ART. 9 : L’activité constructive trouve sa contre-partie dans l’activité destructive.
L’activité constructive est corrélative chez tout être participé d’une activité destructive par laquelle, ne pouvant pas faire que la totalité de l’être dépende de lui et soit entre ses mains, il utilise la puissance qu’il a reçue pour détruire tout ce qu’il ne peut pas réduire à son service : attitude dans laquelle il entre beaucoup de jalousie et par laquelle il penserait s’agrandir jusqu’à l’infini en restant seul au monde.
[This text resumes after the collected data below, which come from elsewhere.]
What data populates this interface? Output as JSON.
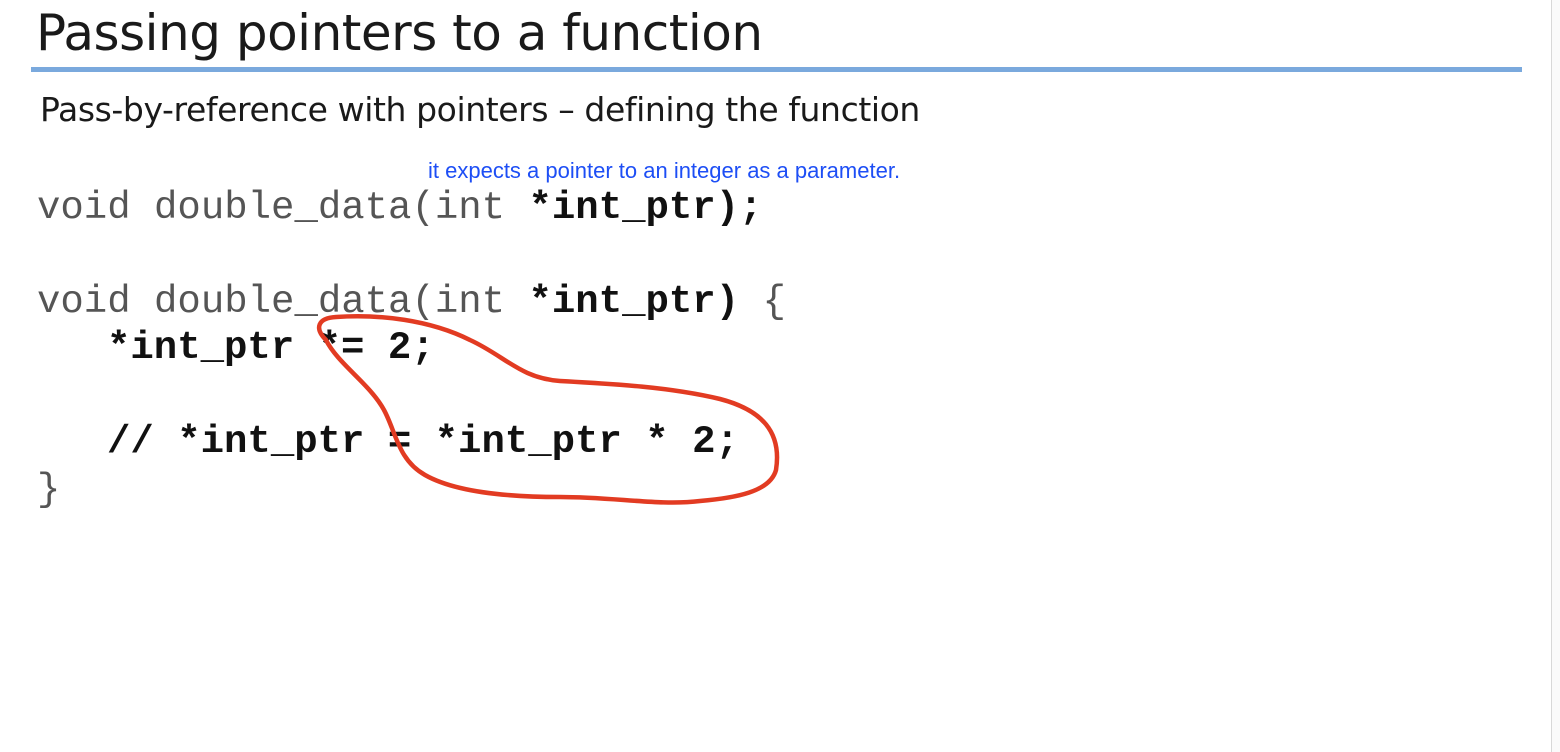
{
  "slide": {
    "title": "Passing pointers to a function",
    "subtitle": "Pass-by-reference with pointers – defining the function",
    "annotation": "it expects a pointer to an integer as a parameter.",
    "accent_color": "#7aa9dd",
    "annotation_color": "#1d4ef5",
    "ink_color": "#e23b22"
  },
  "code": {
    "proto_prefix": "void double_data(int ",
    "proto_bold": "*int_ptr);",
    "def_prefix": "void double_data(int ",
    "def_bold": "*int_ptr)",
    "def_suffix": " {",
    "stmt_bold": "*int_ptr *= 2;",
    "comment_bold": "// *int_ptr = *int_ptr * 2;",
    "close_brace": "}"
  },
  "drawing": {
    "shape": "hand-drawn red loop around the *= 2 statement and commented equivalent"
  }
}
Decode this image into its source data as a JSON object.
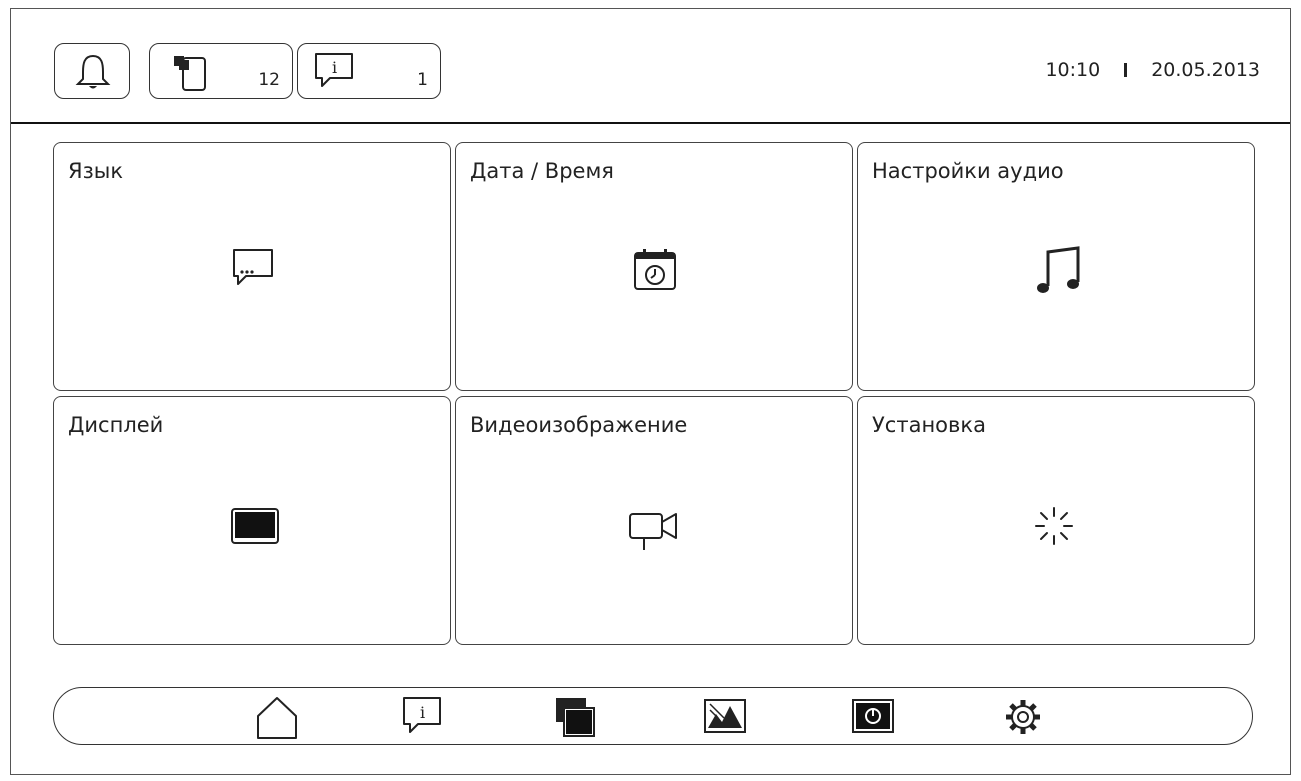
{
  "header": {
    "bell_icon": "bell-icon",
    "messages": {
      "icon": "message-stack-icon",
      "count": "12"
    },
    "info": {
      "icon": "info-bubble-icon",
      "count": "1"
    },
    "time": "10:10",
    "date": "20.05.2013"
  },
  "tiles": [
    {
      "label": "Язык",
      "icon": "speech-bubble-icon"
    },
    {
      "label": "Дата / Время",
      "icon": "calendar-clock-icon"
    },
    {
      "label": "Настройки аудио",
      "icon": "music-note-icon"
    },
    {
      "label": "Дисплей",
      "icon": "monitor-icon"
    },
    {
      "label": "Видеоизображение",
      "icon": "video-camera-icon"
    },
    {
      "label": "Установка",
      "icon": "loading-spinner-icon"
    }
  ],
  "navbar": {
    "items": [
      "home-icon",
      "info-bubble-icon",
      "windows-icon",
      "picture-icon",
      "power-screen-icon",
      "gear-icon"
    ]
  }
}
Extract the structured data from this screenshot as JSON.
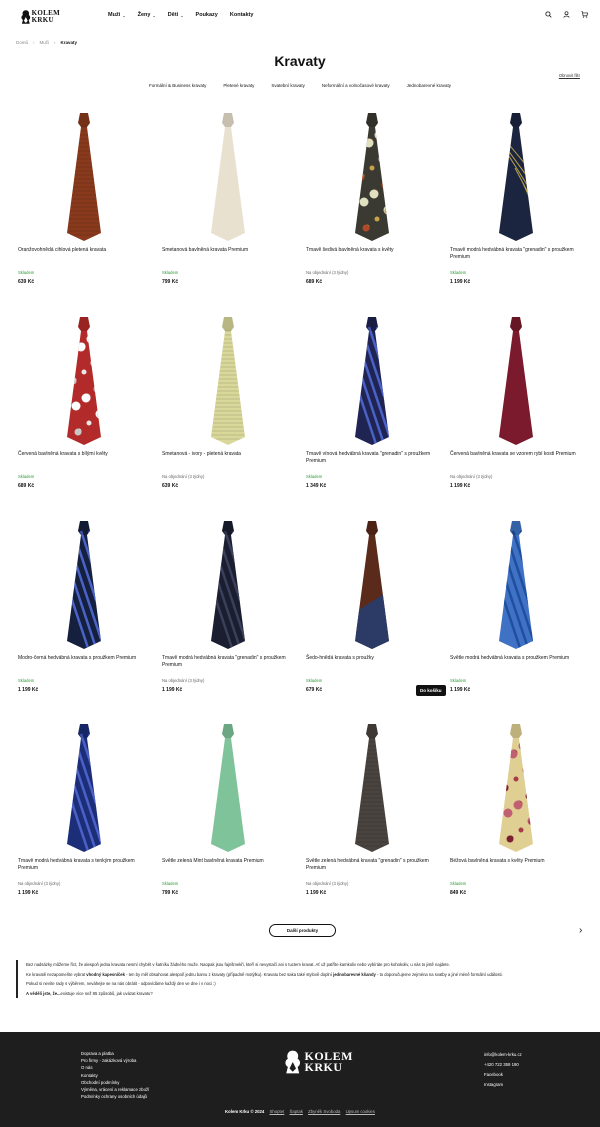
{
  "header": {
    "logo_line1": "KOLEM",
    "logo_line2": "KRKU",
    "nav": [
      {
        "label": "Muži",
        "has_menu": true
      },
      {
        "label": "Ženy",
        "has_menu": true
      },
      {
        "label": "Děti",
        "has_menu": true
      },
      {
        "label": "Poukazy",
        "has_menu": false
      },
      {
        "label": "Kontakty",
        "has_menu": false
      }
    ]
  },
  "breadcrumb": [
    "Domů",
    "Muži",
    "Kravaty"
  ],
  "page_title": "Kravaty",
  "clear_filter": "Obnovit filtr",
  "categories": [
    "Formální & Business kravaty",
    "Pletené kravaty",
    "Svatební kravaty",
    "Neformální a volnočasové kravaty",
    "Jednobarevné kravaty"
  ],
  "products": [
    {
      "name": "Oranžovohnědá cihlová pletená kravata",
      "stock": "Skladem",
      "in_stock": true,
      "price": "639 Kč",
      "color": "#8a3a1c",
      "pattern": "knit"
    },
    {
      "name": "Smetanová bavlněná kravata Premium",
      "stock": "Skladem",
      "in_stock": true,
      "price": "799 Kč",
      "color": "#e9e1cf",
      "pattern": "plain"
    },
    {
      "name": "Tmavě šedivá bavlněná kravata s květy",
      "stock": "Na objednání (3 týdny)",
      "in_stock": false,
      "price": "689 Kč",
      "color": "#3a3a32",
      "pattern": "floral"
    },
    {
      "name": "Tmavě modrá hedvábná kravata \"grenadin\" s proužkem Premium",
      "stock": "Skladem",
      "in_stock": true,
      "price": "1 199 Kč",
      "color": "#1c2540",
      "pattern": "stripe-gold"
    },
    {
      "name": "Červená bavlněná kravata s bílými květy",
      "stock": "Skladem",
      "in_stock": true,
      "price": "689 Kč",
      "color": "#b32a2a",
      "pattern": "floral-white"
    },
    {
      "name": "Smetanová - ivory - pletená kravata",
      "stock": "Na objednání (3 týdny)",
      "in_stock": false,
      "price": "639 Kč",
      "color": "#d9d89a",
      "pattern": "knit"
    },
    {
      "name": "Tmavě vínová hedvábná kravata \"grenadin\" s proužkem Premium",
      "stock": "Skladem",
      "in_stock": true,
      "price": "1 349 Kč",
      "color": "#1f2452",
      "pattern": "stripe-blue"
    },
    {
      "name": "Červená bavlněná kravata se vzorem rybí kosti Premium",
      "stock": "Na objednání (3 týdny)",
      "in_stock": false,
      "price": "1 199 Kč",
      "color": "#7a1a2c",
      "pattern": "plain"
    },
    {
      "name": "Modro-černá hedvábná kravata s proužkem Premium",
      "stock": "Skladem",
      "in_stock": true,
      "price": "1 199 Kč",
      "color": "#14203d",
      "pattern": "stripe-blue"
    },
    {
      "name": "Tmavě modrá hedvábná kravata \"grenadin\" s proužkem Premium",
      "stock": "Na objednání (3 týdny)",
      "in_stock": false,
      "price": "1 199 Kč",
      "color": "#1a1e30",
      "pattern": "stripe-dark"
    },
    {
      "name": "Šedo-hnědá kravata s proužky",
      "stock": "Skladem",
      "in_stock": true,
      "price": "679 Kč",
      "color": "#5a2a1a",
      "pattern": "block"
    },
    {
      "name": "Světle modrá hedvábná kravata s proužkem Premium",
      "stock": "Skladem",
      "in_stock": true,
      "price": "1 199 Kč",
      "color": "#3f72c4",
      "pattern": "stripe-light"
    },
    {
      "name": "Tmavě modrá hedvábná kravata s tenkým proužkem Premium",
      "stock": "Na objednání (3 týdny)",
      "in_stock": false,
      "price": "1 199 Kč",
      "color": "#1c2e78",
      "pattern": "stripe-blue"
    },
    {
      "name": "Světle zelená Mint bavlněná kravata Premium",
      "stock": "Skladem",
      "in_stock": true,
      "price": "799 Kč",
      "color": "#7fc39a",
      "pattern": "plain"
    },
    {
      "name": "Světle zelená hedvábná kravata \"grenadin\" s proužkem Premium",
      "stock": "Na objednání (3 týdny)",
      "in_stock": false,
      "price": "1 199 Kč",
      "color": "#4a4440",
      "pattern": "knit"
    },
    {
      "name": "Béžová bavlněná kravata s květy Premium",
      "stock": "Skladem",
      "in_stock": true,
      "price": "849 Kč",
      "color": "#e0cf93",
      "pattern": "floral-red"
    }
  ],
  "cart_tooltip": "Do košíku",
  "more_button": "Další produkty",
  "description": {
    "p1": "Bez nadsázky můžeme říct, že alespoň jedna kravata nesmí chybět v šatníku žádného muže. Naopak jsou fajnšmekři, kteří si nevystačí ani s tuctem kravat. Ať už patříte kamkoliv nebo vybíráte pro kohokoliv, u nás to jistě najdete.",
    "p2_a": "Ke kravatě nezapomeňte vybrat ",
    "p2_b": "vhodný kapesníček",
    "p2_c": " - ten by měl obsahovat alespoň jednu barvu z kravaty (případně motýlku). Kravatu bez saka také stylově doplní ",
    "p2_d": "jednobarevné kšandy",
    "p2_e": " - to doporučujeme zejména na svatby a jiné méně formální události.",
    "p3": "Pokud si nevíte rady s výběrem, neváhejte se na nás obrátit - odpovídáme každý den ve dne i v noci :)",
    "p4_a": "A věděli jste, že...",
    "p4_b": "existuje více než 85 způsobů, jak uvázat kravatu?"
  },
  "footer": {
    "links": [
      "Doprava a platba",
      "Pro firmy - zakázková výroba",
      "O nás",
      "Kontakty",
      "Obchodní podmínky",
      "Výměna, vrácení a reklamace zboží",
      "Podmínky ochrany osobních údajů"
    ],
    "logo_line1": "KOLEM",
    "logo_line2": "KRKU",
    "contact": [
      "info@kolem-krku.cz",
      "+420 722 359 190",
      "Facebook",
      "Instagram"
    ],
    "copyright": "Kolem Krku © 2024",
    "credits": [
      "Shoptet",
      "Šaptak",
      "Zbyněk Svoboda",
      "Upsum cookies"
    ]
  }
}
Chaque homme pourra découvrir ce qu’il y a en lui de démoniaque lorsqu’il cherchera ainsi au fond de lui-même ces mouvements fugitifs, ces vœux à peine esquissés auxquels il ne donne aucune suite, par lesquels il songe à l’anéantissement de tout ce qui le limite, de tout ce qui l’arrête, de tout ce qui le surpasse : ceux même qui reculent devant une telle pensée y cèdent pourtant quand ils sentent en eux une inclination, si vite réprimée qu’elle puisse être, à diminuer ce que tout à l’heure ils consentiront à admirer.
La valeur de l’activité constructive dans la participation positive trouve donc une sorte de contre-partie dans cette ivresse de destruction par laquelle l’être croit relever sa puissance, non pas seulement en créant autour de lui le désert et la solitude, mais encore en replongeant dans le néant par sa seule volonté et pour ainsi dire dans un instant ce qui n’a pu être édifié que par les efforts de beaucoup d’hommes et avec beaucoup de temps. Cette sorte de violence passionnelle où l’être, irrité de sa propre limitation, la répare en se retournant contre toute création qui ne vient pas de lui a sa source lointaine dans un instinct essentiel à la nature humaine : on la trouve aussi bien chez l’enfant que chez le conquérant.
Une méditation sur l’idée de destruction par laquelle l’être croit pouvoir s’égaler plus facilement au Tout que par une opération positive et personnelle qui l’accepte et en porte la charge, nous permettrait de pénétrer très profondément dans la nature de notre activité propre qui, à l’égard de l’activité totale, est toujours limitative, et dont la démarche la plus originale et par laquelle elle constitue sa propre indépendance est toujours une démarche d’inhibition, avant d’être une démarche d’acceptation et de coopération.